Racketeering Lawsuit by Thomas and Arpaio has "Fatal Defects," Say Lawyers Asking for Dismissal
The federal racketeering lawsuit filed last week by Maricopa County Attorney Andrew Thomas and Sheriff Joe Arpaio has "fatal defects" and should be dismissed, argue high-profile lawyers named in the suit.
The evidence-light racketeering lawsuit claims the Board of Supervisors, top judges and two local lawyers conspired to obstruct justice and hinder a criminal investigation into a planned court building. Yesterday, the lawyers for the lawyers fired off a colorful motion to dismiss that starts with a McCarthy-era quote: "Have you no decency, sir, at long last?" (Mary Rose Wilcox's attorney, Colin Campbell, used the same line in a news conference yesterday).
The motion by attorneys for the Quarles and Brady law firm states that the claims against lawyers Tom Irvine, Ed Novak the Polsinelli Shughart law firm are not only groundless, but that the lawsuit itself is flawed.
The lawyers' lawyers argue that Thomas fails to meet the proper legal standard for a RICO lawsuit for several reasons:
*It contains insufficient evidence or facts related to the suspected conspiracy. The lawsuit merely states theorized conclusions and "does not come close to stating a 'plausible' RICO claim..." The motion also states that no effort was made to state facts "which plausibly demonstrate" the lawyers committed bribery and extortion, as the lawsuit alleges.
*Thomas and Arpaio lack legal standing to bring a RICO claim because they suffered no injury from the alleged conspiratorial acts -- and don't even allege to have suffered "concrete, personal injury," as RICO statutes require. The lawyers say Thomas should have known he had no standing here because he "was recently schooled" by a federal judge on the same issue in his failed attempts to halt Spanish-language DUI courts.
*Thomas and Arpaio haven't alleged a "business or property injury" from the racketeering enterprise, as the law requires.
*The complex federal RICO laws require Thomas and Arpaio to state how the "acquisition and maintenance" of the racketeering organization has caused them injury, in addition to the injuries they also received from the organization itself. The plaintiffs don't allege such injury.
*Thomas and Arpaio's allegation of an illegal "enterprise" is too thin: "...Plaintiffs provide nothing more than a vague and conclusory allegation of the enterprise..."
The lawyers want the racketeering lawsuit dismissed "with prejudice" so it can't be brought up again.
In sum, the lawyers wrote, the lawsuit "is riddled with fatal defects. (Thomas and Arpaio) appear to have devoted far more thought and attention to the press release they issued when they filed this action than they did to their pleading."
They end by speculating that the RICO lawsuit's launch on December 1 was designed to force one of the defendants, Judge Gary Donahoe, to cancel a planned hearing on Thomas' "ongoing conflict of interest."

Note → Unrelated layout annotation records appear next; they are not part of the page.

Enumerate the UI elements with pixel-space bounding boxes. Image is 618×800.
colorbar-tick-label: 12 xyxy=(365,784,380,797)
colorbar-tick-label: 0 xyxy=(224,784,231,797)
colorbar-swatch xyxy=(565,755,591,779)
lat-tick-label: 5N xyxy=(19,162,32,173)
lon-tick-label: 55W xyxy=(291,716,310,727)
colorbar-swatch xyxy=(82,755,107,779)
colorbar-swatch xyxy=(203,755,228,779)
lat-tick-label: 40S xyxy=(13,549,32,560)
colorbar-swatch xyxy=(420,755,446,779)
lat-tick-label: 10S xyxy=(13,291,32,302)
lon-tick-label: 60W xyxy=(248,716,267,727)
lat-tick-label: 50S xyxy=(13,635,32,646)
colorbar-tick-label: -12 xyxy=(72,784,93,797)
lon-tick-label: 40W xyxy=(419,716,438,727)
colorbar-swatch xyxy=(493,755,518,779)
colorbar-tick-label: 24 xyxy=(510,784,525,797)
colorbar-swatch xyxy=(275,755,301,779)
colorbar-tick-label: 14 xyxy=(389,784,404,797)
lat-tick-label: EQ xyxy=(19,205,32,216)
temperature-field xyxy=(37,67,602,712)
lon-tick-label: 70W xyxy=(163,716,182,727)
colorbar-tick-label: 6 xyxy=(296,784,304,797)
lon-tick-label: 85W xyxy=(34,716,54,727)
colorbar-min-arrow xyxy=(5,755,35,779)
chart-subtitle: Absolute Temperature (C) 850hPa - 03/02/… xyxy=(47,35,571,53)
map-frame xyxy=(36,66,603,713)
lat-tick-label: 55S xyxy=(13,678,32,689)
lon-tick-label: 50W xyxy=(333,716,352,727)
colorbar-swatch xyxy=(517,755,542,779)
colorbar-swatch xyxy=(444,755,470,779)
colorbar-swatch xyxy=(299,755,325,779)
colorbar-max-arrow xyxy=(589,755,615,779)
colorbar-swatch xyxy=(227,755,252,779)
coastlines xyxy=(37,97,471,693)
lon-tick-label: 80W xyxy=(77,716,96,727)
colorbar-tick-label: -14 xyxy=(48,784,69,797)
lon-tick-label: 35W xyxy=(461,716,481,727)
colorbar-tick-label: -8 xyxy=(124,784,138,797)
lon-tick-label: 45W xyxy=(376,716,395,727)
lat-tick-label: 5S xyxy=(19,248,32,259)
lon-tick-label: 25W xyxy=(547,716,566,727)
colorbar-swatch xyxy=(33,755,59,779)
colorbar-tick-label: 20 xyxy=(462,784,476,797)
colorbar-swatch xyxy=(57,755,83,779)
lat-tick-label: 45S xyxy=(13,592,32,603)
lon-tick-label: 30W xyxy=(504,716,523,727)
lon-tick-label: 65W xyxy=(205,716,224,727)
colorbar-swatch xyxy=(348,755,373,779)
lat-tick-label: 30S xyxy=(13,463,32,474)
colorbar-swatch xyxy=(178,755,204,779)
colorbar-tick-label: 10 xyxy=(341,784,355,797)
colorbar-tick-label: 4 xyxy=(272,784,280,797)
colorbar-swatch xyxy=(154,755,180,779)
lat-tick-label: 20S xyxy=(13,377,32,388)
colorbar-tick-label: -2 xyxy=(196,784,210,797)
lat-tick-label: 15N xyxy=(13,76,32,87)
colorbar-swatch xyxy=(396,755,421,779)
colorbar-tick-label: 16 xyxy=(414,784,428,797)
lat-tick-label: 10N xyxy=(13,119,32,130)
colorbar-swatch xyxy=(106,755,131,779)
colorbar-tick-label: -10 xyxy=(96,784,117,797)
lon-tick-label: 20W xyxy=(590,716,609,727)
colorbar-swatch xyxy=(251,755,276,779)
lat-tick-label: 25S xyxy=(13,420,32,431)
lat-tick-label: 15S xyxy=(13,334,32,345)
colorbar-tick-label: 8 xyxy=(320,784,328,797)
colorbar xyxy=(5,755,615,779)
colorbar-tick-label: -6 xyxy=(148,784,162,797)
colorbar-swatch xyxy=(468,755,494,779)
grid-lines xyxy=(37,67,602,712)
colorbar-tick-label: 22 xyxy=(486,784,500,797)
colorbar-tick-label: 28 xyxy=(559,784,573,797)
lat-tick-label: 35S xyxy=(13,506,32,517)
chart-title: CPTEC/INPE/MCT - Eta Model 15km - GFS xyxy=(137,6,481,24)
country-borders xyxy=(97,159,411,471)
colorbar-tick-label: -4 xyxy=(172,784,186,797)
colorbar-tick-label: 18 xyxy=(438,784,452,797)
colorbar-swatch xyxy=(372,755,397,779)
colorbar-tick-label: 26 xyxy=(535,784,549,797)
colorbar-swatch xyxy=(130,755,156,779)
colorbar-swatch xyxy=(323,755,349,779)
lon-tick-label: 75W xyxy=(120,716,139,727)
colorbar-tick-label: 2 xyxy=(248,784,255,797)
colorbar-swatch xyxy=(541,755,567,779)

As you'll recall, Donahoe didn't cancel that hearing after he was named as a "conspirator" in the racketeering lawsuit.
But Donahoe did cancel it a week later, after he was hit with a criminal complaint by Thomas.
We're looking forward to Thomas' response to this motion. Whether he tries to BS his way through these arguments or finally provides real evidence of crimes, it should be interesting.